J’avais entendu parler si souvent des déprédations commises par les pirates, que, loin de songer à redouter leur rencontre, je me surpris à la désirer. Perpetuo Illustre me parut partager cette envie instinctive de combattre, car un bateau à vapeur devait sortir sous peu de jours du port de Cavité pour nettoyer les détroits, et Perpetuo mit résolument à la voile sans vouloir l’attendre. Il se croyait très sûr de pouvoir faire face aux écumeurs de mer avec son équipage de seize hommes et sa vieille ferraille. Brandissant son bolo, couteau à large lame dont les Indiens sont toujours armés, il m’assurait qu’il ne demandait pas mieux que d’en venir une fois sérieusement aux mains avec les ennemis séculaires de sa race. Ce n’eût point été son coup d’essai, il avait eu déjà quelques démêlés avec eux. Il savait, comme d’intuition, que ses ancêtres, c’est-à-dire les aborigènes des Philippines, avaient vu, dès le IXe siècle, presque tout leur littoral envahi par ces hordes conquérantes. À cette époque, les sectateurs de Mahomet, débordant de la Malaisie, franchirent les détroits de la Sonde. Les premières îles qu’ils rencontrèrent, Bornéo, le groupe des Soulou, Mindanao, tombèrent sous leur joug ; elles y sont restées. L’archipel des Philippines leur fut également soumis ; mais les Tagales et les Cebuanos, devenus chrétiens, les refoulèrent vers leurs possessions du sud, et depuis lors une haine implacable les sépare.
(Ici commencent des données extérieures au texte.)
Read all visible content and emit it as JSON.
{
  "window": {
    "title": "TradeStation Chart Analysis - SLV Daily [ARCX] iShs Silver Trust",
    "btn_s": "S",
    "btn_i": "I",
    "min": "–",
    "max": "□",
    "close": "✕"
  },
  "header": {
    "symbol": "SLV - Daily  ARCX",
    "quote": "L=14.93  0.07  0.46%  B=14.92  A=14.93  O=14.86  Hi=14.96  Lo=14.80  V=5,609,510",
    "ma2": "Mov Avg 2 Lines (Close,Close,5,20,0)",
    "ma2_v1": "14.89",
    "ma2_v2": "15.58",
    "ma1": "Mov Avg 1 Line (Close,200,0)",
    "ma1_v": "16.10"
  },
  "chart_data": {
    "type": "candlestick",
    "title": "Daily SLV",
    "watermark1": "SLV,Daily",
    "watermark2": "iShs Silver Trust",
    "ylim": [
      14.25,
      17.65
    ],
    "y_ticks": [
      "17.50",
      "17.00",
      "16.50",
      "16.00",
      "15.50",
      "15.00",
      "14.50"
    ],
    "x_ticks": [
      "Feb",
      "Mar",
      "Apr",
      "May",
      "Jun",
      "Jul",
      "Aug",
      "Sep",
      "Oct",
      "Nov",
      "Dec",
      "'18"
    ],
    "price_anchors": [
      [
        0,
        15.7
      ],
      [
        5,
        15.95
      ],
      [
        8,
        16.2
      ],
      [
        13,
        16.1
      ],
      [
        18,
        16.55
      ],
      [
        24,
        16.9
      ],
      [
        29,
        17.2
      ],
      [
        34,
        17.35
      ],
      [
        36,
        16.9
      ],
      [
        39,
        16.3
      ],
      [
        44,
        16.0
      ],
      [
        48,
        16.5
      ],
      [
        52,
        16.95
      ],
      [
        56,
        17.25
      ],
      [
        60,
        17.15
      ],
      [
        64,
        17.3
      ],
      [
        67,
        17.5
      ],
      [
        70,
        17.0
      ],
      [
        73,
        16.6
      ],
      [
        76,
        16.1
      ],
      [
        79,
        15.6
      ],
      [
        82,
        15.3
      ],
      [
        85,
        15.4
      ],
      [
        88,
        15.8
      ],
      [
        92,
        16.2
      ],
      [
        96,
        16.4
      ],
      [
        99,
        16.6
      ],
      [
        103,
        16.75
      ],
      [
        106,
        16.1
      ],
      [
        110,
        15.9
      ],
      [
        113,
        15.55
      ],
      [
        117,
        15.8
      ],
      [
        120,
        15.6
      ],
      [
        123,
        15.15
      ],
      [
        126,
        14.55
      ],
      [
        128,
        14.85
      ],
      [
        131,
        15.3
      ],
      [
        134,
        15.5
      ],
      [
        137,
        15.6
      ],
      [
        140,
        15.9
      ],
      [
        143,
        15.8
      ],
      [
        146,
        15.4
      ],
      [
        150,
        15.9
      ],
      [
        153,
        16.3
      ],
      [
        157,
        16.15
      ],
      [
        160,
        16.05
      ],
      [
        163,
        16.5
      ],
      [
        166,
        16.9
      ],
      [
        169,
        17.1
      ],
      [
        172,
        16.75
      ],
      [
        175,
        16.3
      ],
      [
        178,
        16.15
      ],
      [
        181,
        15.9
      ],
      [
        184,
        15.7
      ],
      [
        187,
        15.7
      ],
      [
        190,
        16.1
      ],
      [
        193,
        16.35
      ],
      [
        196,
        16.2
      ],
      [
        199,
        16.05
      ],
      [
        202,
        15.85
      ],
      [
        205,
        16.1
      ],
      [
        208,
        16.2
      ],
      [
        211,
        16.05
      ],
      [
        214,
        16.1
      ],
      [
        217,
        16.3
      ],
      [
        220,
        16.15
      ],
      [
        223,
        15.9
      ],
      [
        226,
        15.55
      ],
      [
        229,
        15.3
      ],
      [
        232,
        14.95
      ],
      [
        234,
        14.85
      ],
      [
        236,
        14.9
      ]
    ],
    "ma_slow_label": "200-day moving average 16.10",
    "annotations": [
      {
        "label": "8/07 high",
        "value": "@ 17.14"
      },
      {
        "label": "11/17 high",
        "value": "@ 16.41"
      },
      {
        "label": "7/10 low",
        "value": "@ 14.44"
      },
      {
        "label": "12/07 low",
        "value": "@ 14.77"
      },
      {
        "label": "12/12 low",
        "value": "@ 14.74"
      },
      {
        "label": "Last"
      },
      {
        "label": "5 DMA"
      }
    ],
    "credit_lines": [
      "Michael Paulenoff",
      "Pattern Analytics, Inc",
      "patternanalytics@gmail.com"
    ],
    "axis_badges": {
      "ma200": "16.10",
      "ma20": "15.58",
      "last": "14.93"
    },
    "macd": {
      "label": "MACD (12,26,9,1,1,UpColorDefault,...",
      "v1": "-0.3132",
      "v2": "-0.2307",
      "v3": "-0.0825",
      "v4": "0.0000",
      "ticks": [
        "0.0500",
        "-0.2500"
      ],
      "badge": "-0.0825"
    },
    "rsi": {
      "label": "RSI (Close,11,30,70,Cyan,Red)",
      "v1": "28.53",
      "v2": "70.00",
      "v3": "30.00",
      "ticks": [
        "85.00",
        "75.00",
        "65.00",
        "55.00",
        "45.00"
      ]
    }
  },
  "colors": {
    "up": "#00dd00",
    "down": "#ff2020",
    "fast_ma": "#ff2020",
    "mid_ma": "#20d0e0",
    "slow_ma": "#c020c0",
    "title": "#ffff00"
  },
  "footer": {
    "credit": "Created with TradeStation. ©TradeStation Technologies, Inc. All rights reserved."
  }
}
Malgré la présence des Hollandais aux Célèbes, aux Moluques, à Bornéo, en dépit des comptoirs espagnols de Mindanao et de Balabac, la guerre se continue encore de nos jours entre les descendans des Malais et les indigènes. Montés sur de légères embarcations tenues cachées dans les bois, les Moros, — c’est le nom que leur donnent les Espagnols en souvenir sans doute de leurs éternels,

  1. De L’arabe el-raïz, capitaine.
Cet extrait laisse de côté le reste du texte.